The Japan Grandeur Inc. logo is displayed atop the company’s plant in Mobara, Chiba Prefecture, Japan, on Monday, June 3, 2013.
Kiyoshi Ota | Bloomberg | Getty Portraits
Cash-strapped Japan Display warned it cannot guarantee a return to profit this year as demand for smartphone filters stays weak, and turned in yet another quarterly loss, casting doubt over its proposed bailout deal with a Chinese-Taiwanese sort.
The supplier for Apple also said it would slash about 1,000 jobs, or a tenth of its workforce, as it continues to pertain to the brunt of its late shift to organic light-emitting diode screens and disappointing sales of the iPhone XR, the only model with a runny crystal display (LCD) screen.
Japan Display’s net loss for the three months ended March was 98.6 billion yen, versus a 147 billion yen reduction a year earlier, its ninth consecutive quarterly loss.
“We took some restructuring measures before, but they make over out to be not enough to offset a worse-than-expected drop in demand for smartphone (screens),” acting CEO Yoshiyuki Tsukizaki said at an earnings cut on Wednesday.

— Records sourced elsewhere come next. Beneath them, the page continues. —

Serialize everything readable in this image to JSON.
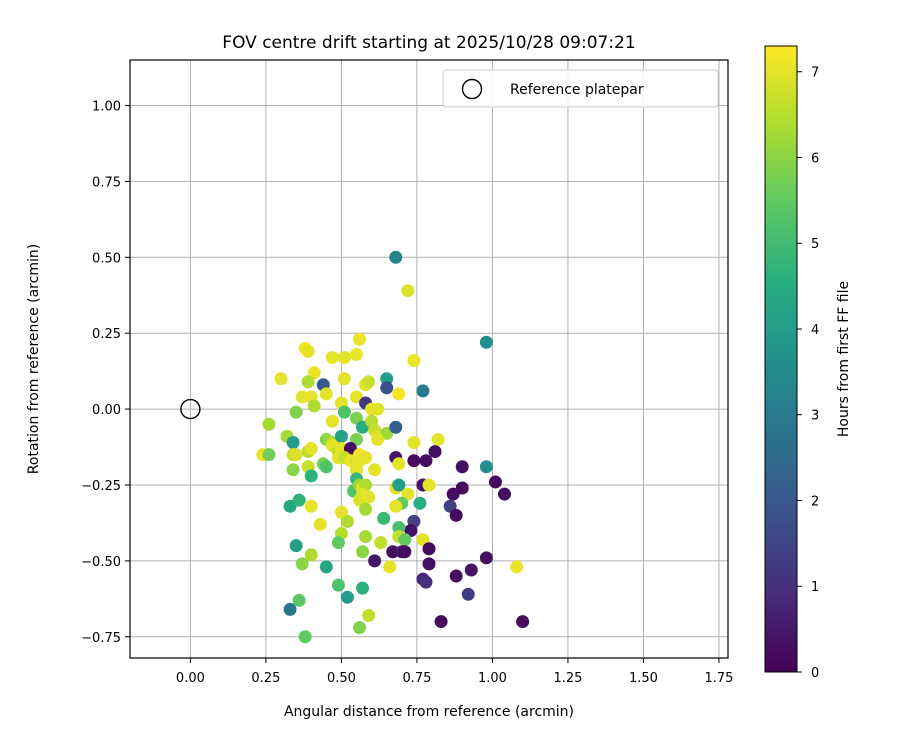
{
  "chart_data": {
    "type": "scatter",
    "title": "FOV centre drift starting at 2025/10/28 09:07:21",
    "xlabel": "Angular distance from reference (arcmin)",
    "ylabel": "Rotation from reference (arcmin)",
    "xlim": [
      -0.2,
      1.78
    ],
    "ylim": [
      -0.82,
      1.15
    ],
    "xticks": [
      "0.00",
      "0.25",
      "0.50",
      "0.75",
      "1.00",
      "1.25",
      "1.50",
      "1.75"
    ],
    "yticks": [
      "−0.75",
      "−0.50",
      "−0.25",
      "0.00",
      "0.25",
      "0.50",
      "0.75",
      "1.00"
    ],
    "grid": true,
    "legend": {
      "location": "upper right",
      "entries": [
        "Reference platepar"
      ]
    },
    "reference_point": {
      "x": 0.0,
      "y": 0.0,
      "label": "Reference platepar"
    },
    "colorbar": {
      "label": "Hours from first FF file",
      "min": 0,
      "max": 7.3,
      "ticks": [
        "0",
        "1",
        "2",
        "3",
        "4",
        "5",
        "6",
        "7"
      ],
      "colormap": "viridis"
    },
    "points": [
      {
        "x": 0.68,
        "y": 0.5,
        "h": 3.2
      },
      {
        "x": 0.72,
        "y": 0.39,
        "h": 6.9
      },
      {
        "x": 0.98,
        "y": 0.22,
        "h": 3.5
      },
      {
        "x": 0.56,
        "y": 0.23,
        "h": 7.1
      },
      {
        "x": 0.55,
        "y": 0.18,
        "h": 7.1
      },
      {
        "x": 0.74,
        "y": 0.16,
        "h": 7.1
      },
      {
        "x": 0.38,
        "y": 0.2,
        "h": 7.2
      },
      {
        "x": 0.39,
        "y": 0.19,
        "h": 7.0
      },
      {
        "x": 0.47,
        "y": 0.17,
        "h": 7.0
      },
      {
        "x": 0.51,
        "y": 0.17,
        "h": 7.0
      },
      {
        "x": 0.41,
        "y": 0.12,
        "h": 7.1
      },
      {
        "x": 0.3,
        "y": 0.1,
        "h": 7.0
      },
      {
        "x": 0.39,
        "y": 0.09,
        "h": 6.4
      },
      {
        "x": 0.65,
        "y": 0.1,
        "h": 4.0
      },
      {
        "x": 0.51,
        "y": 0.1,
        "h": 7.0
      },
      {
        "x": 0.44,
        "y": 0.08,
        "h": 2.0
      },
      {
        "x": 0.65,
        "y": 0.07,
        "h": 1.8
      },
      {
        "x": 0.77,
        "y": 0.06,
        "h": 3.0
      },
      {
        "x": 0.58,
        "y": 0.08,
        "h": 7.0
      },
      {
        "x": 0.59,
        "y": 0.09,
        "h": 6.7
      },
      {
        "x": 0.37,
        "y": 0.04,
        "h": 7.0
      },
      {
        "x": 0.4,
        "y": 0.04,
        "h": 7.0
      },
      {
        "x": 0.45,
        "y": 0.05,
        "h": 7.0
      },
      {
        "x": 0.55,
        "y": 0.04,
        "h": 7.0
      },
      {
        "x": 0.69,
        "y": 0.05,
        "h": 7.2
      },
      {
        "x": 0.58,
        "y": 0.02,
        "h": 1.2
      },
      {
        "x": 0.5,
        "y": 0.02,
        "h": 7.0
      },
      {
        "x": 0.41,
        "y": 0.01,
        "h": 6.4
      },
      {
        "x": 0.35,
        "y": -0.01,
        "h": 5.9
      },
      {
        "x": 0.51,
        "y": -0.01,
        "h": 5.2
      },
      {
        "x": 0.55,
        "y": -0.03,
        "h": 5.8
      },
      {
        "x": 0.6,
        "y": 0.0,
        "h": 7.1
      },
      {
        "x": 0.62,
        "y": 0.0,
        "h": 7.0
      },
      {
        "x": 0.47,
        "y": -0.04,
        "h": 7.0
      },
      {
        "x": 0.57,
        "y": -0.06,
        "h": 4.5
      },
      {
        "x": 0.6,
        "y": -0.04,
        "h": 6.5
      },
      {
        "x": 0.61,
        "y": -0.07,
        "h": 6.7
      },
      {
        "x": 0.62,
        "y": -0.09,
        "h": 6.9
      },
      {
        "x": 0.65,
        "y": -0.08,
        "h": 6.2
      },
      {
        "x": 0.68,
        "y": -0.06,
        "h": 2.2
      },
      {
        "x": 0.26,
        "y": -0.05,
        "h": 6.3
      },
      {
        "x": 0.32,
        "y": -0.09,
        "h": 6.3
      },
      {
        "x": 0.34,
        "y": -0.11,
        "h": 4.0
      },
      {
        "x": 0.45,
        "y": -0.1,
        "h": 6.0
      },
      {
        "x": 0.47,
        "y": -0.11,
        "h": 6.4
      },
      {
        "x": 0.5,
        "y": -0.09,
        "h": 4.2
      },
      {
        "x": 0.55,
        "y": -0.1,
        "h": 5.8
      },
      {
        "x": 0.62,
        "y": -0.1,
        "h": 7.0
      },
      {
        "x": 0.74,
        "y": -0.11,
        "h": 7.0
      },
      {
        "x": 0.82,
        "y": -0.1,
        "h": 7.0
      },
      {
        "x": 0.24,
        "y": -0.15,
        "h": 7.1
      },
      {
        "x": 0.26,
        "y": -0.15,
        "h": 5.7
      },
      {
        "x": 0.34,
        "y": -0.15,
        "h": 6.6
      },
      {
        "x": 0.35,
        "y": -0.15,
        "h": 6.9
      },
      {
        "x": 0.39,
        "y": -0.14,
        "h": 6.5
      },
      {
        "x": 0.4,
        "y": -0.13,
        "h": 7.0
      },
      {
        "x": 0.47,
        "y": -0.12,
        "h": 7.0
      },
      {
        "x": 0.49,
        "y": -0.14,
        "h": 6.5
      },
      {
        "x": 0.5,
        "y": -0.13,
        "h": 7.0
      },
      {
        "x": 0.53,
        "y": -0.13,
        "h": 0.3
      },
      {
        "x": 0.49,
        "y": -0.16,
        "h": 7.0
      },
      {
        "x": 0.51,
        "y": -0.16,
        "h": 6.7
      },
      {
        "x": 0.53,
        "y": -0.17,
        "h": 7.1
      },
      {
        "x": 0.55,
        "y": -0.17,
        "h": 6.9
      },
      {
        "x": 0.56,
        "y": -0.15,
        "h": 7.2
      },
      {
        "x": 0.58,
        "y": -0.16,
        "h": 7.0
      },
      {
        "x": 0.68,
        "y": -0.16,
        "h": 0.4
      },
      {
        "x": 0.69,
        "y": -0.18,
        "h": 7.0
      },
      {
        "x": 0.74,
        "y": -0.17,
        "h": 0.2
      },
      {
        "x": 0.78,
        "y": -0.17,
        "h": 0.3
      },
      {
        "x": 0.81,
        "y": -0.14,
        "h": 0.3
      },
      {
        "x": 0.98,
        "y": -0.19,
        "h": 3.6
      },
      {
        "x": 0.9,
        "y": -0.19,
        "h": 0.3
      },
      {
        "x": 0.34,
        "y": -0.2,
        "h": 6.0
      },
      {
        "x": 0.39,
        "y": -0.19,
        "h": 6.7
      },
      {
        "x": 0.4,
        "y": -0.22,
        "h": 4.7
      },
      {
        "x": 0.44,
        "y": -0.18,
        "h": 5.8
      },
      {
        "x": 0.45,
        "y": -0.19,
        "h": 5.2
      },
      {
        "x": 0.55,
        "y": -0.2,
        "h": 7.0
      },
      {
        "x": 0.56,
        "y": -0.17,
        "h": 7.0
      },
      {
        "x": 0.61,
        "y": -0.2,
        "h": 7.0
      },
      {
        "x": 0.55,
        "y": -0.23,
        "h": 4.8
      },
      {
        "x": 0.54,
        "y": -0.27,
        "h": 5.3
      },
      {
        "x": 0.56,
        "y": -0.25,
        "h": 6.2
      },
      {
        "x": 0.57,
        "y": -0.26,
        "h": 7.0
      },
      {
        "x": 0.58,
        "y": -0.25,
        "h": 6.4
      },
      {
        "x": 0.57,
        "y": -0.28,
        "h": 7.0
      },
      {
        "x": 0.56,
        "y": -0.3,
        "h": 6.9
      },
      {
        "x": 0.59,
        "y": -0.29,
        "h": 7.0
      },
      {
        "x": 0.68,
        "y": -0.26,
        "h": 7.0
      },
      {
        "x": 0.69,
        "y": -0.25,
        "h": 4.0
      },
      {
        "x": 0.72,
        "y": -0.28,
        "h": 7.0
      },
      {
        "x": 0.7,
        "y": -0.31,
        "h": 5.5
      },
      {
        "x": 0.68,
        "y": -0.32,
        "h": 7.0
      },
      {
        "x": 0.76,
        "y": -0.31,
        "h": 4.5
      },
      {
        "x": 0.77,
        "y": -0.25,
        "h": 0.4
      },
      {
        "x": 0.79,
        "y": -0.25,
        "h": 7.0
      },
      {
        "x": 0.87,
        "y": -0.28,
        "h": 0.3
      },
      {
        "x": 0.9,
        "y": -0.26,
        "h": 0.2
      },
      {
        "x": 0.86,
        "y": -0.32,
        "h": 1.4
      },
      {
        "x": 0.88,
        "y": -0.35,
        "h": 0.2
      },
      {
        "x": 1.01,
        "y": -0.24,
        "h": 0.2
      },
      {
        "x": 1.04,
        "y": -0.28,
        "h": 0.3
      },
      {
        "x": 0.33,
        "y": -0.32,
        "h": 4.3
      },
      {
        "x": 0.36,
        "y": -0.3,
        "h": 4.7
      },
      {
        "x": 0.4,
        "y": -0.32,
        "h": 7.0
      },
      {
        "x": 0.43,
        "y": -0.38,
        "h": 7.0
      },
      {
        "x": 0.5,
        "y": -0.34,
        "h": 7.0
      },
      {
        "x": 0.52,
        "y": -0.37,
        "h": 6.4
      },
      {
        "x": 0.58,
        "y": -0.33,
        "h": 6.3
      },
      {
        "x": 0.64,
        "y": -0.36,
        "h": 4.9
      },
      {
        "x": 0.74,
        "y": -0.37,
        "h": 1.4
      },
      {
        "x": 0.73,
        "y": -0.4,
        "h": 0.3
      },
      {
        "x": 0.69,
        "y": -0.39,
        "h": 5.1
      },
      {
        "x": 0.5,
        "y": -0.41,
        "h": 6.5
      },
      {
        "x": 0.49,
        "y": -0.44,
        "h": 5.5
      },
      {
        "x": 0.58,
        "y": -0.42,
        "h": 6.3
      },
      {
        "x": 0.63,
        "y": -0.44,
        "h": 6.6
      },
      {
        "x": 0.69,
        "y": -0.42,
        "h": 6.6
      },
      {
        "x": 0.71,
        "y": -0.43,
        "h": 5.5
      },
      {
        "x": 0.77,
        "y": -0.43,
        "h": 7.0
      },
      {
        "x": 0.35,
        "y": -0.45,
        "h": 4.1
      },
      {
        "x": 0.4,
        "y": -0.48,
        "h": 6.4
      },
      {
        "x": 0.57,
        "y": -0.47,
        "h": 6.0
      },
      {
        "x": 0.61,
        "y": -0.5,
        "h": 0.4
      },
      {
        "x": 0.67,
        "y": -0.47,
        "h": 0.3
      },
      {
        "x": 0.7,
        "y": -0.47,
        "h": 0.5
      },
      {
        "x": 0.71,
        "y": -0.47,
        "h": 0.2
      },
      {
        "x": 0.79,
        "y": -0.46,
        "h": 0.2
      },
      {
        "x": 0.37,
        "y": -0.51,
        "h": 6.0
      },
      {
        "x": 0.45,
        "y": -0.52,
        "h": 4.3
      },
      {
        "x": 0.66,
        "y": -0.52,
        "h": 7.0
      },
      {
        "x": 0.79,
        "y": -0.51,
        "h": 0.3
      },
      {
        "x": 0.88,
        "y": -0.55,
        "h": 0.3
      },
      {
        "x": 0.93,
        "y": -0.53,
        "h": 0.4
      },
      {
        "x": 0.98,
        "y": -0.49,
        "h": 0.3
      },
      {
        "x": 1.08,
        "y": -0.52,
        "h": 7.1
      },
      {
        "x": 0.77,
        "y": -0.56,
        "h": 0.8
      },
      {
        "x": 0.78,
        "y": -0.57,
        "h": 1.0
      },
      {
        "x": 0.49,
        "y": -0.58,
        "h": 5.2
      },
      {
        "x": 0.57,
        "y": -0.59,
        "h": 4.6
      },
      {
        "x": 0.36,
        "y": -0.63,
        "h": 5.4
      },
      {
        "x": 0.52,
        "y": -0.62,
        "h": 4.0
      },
      {
        "x": 0.92,
        "y": -0.61,
        "h": 1.3
      },
      {
        "x": 0.33,
        "y": -0.66,
        "h": 2.8
      },
      {
        "x": 0.59,
        "y": -0.68,
        "h": 6.6
      },
      {
        "x": 0.56,
        "y": -0.72,
        "h": 5.9
      },
      {
        "x": 0.83,
        "y": -0.7,
        "h": 0.2
      },
      {
        "x": 1.1,
        "y": -0.7,
        "h": 0.2
      },
      {
        "x": 0.38,
        "y": -0.75,
        "h": 5.5
      }
    ]
  }
}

“The tough environment in the smartphone segment is likely to continue through the first half,” he said, adding the entourage cannot promise it will return to profit this year after five consecutive annual losses.
Japan Flourish’s results will be closely watched by its Chinese-Taiwanese suitors, who delayed an up to 80 billion yen investment this week to reassess the flock’s prospects.
Regardless how, according to Japan Display CFO Takanobu Oshima, the screen maker is making steady progress in discussions with the customer group.
The suitors “had conducted necessary due diligence and had no concerns about our financial conditions,” he said at the briefing. “But the outlook of the province is changing and they want to review that.”
The bailout deal would allow the buyers — including Taiwanese without delay screen maker TPK Holding and Chinese investment firm Harvest Group — to become Japan Display’s biggest shareholders with a 49.8 percent wager, replacing the Japanese government-backed INCJ fund.
A prolonged delay in the bailout could put at risk the survival of Japan Spectacle, formed in 2012 by combining the LCD businesses of Hitachi, Toshiba and Sony in a deal brokered by the government.
Japan Display minuted a 75.2 billion yen write down in the quarter ended March on an LCD plant launched two years ago.
Apple had requested the insinuate and fronted most of its $1.5 billion construction costs, sources familiar with the matter have said. A Japan Put executive said last month the company still owes “its client” about 100 billion yen.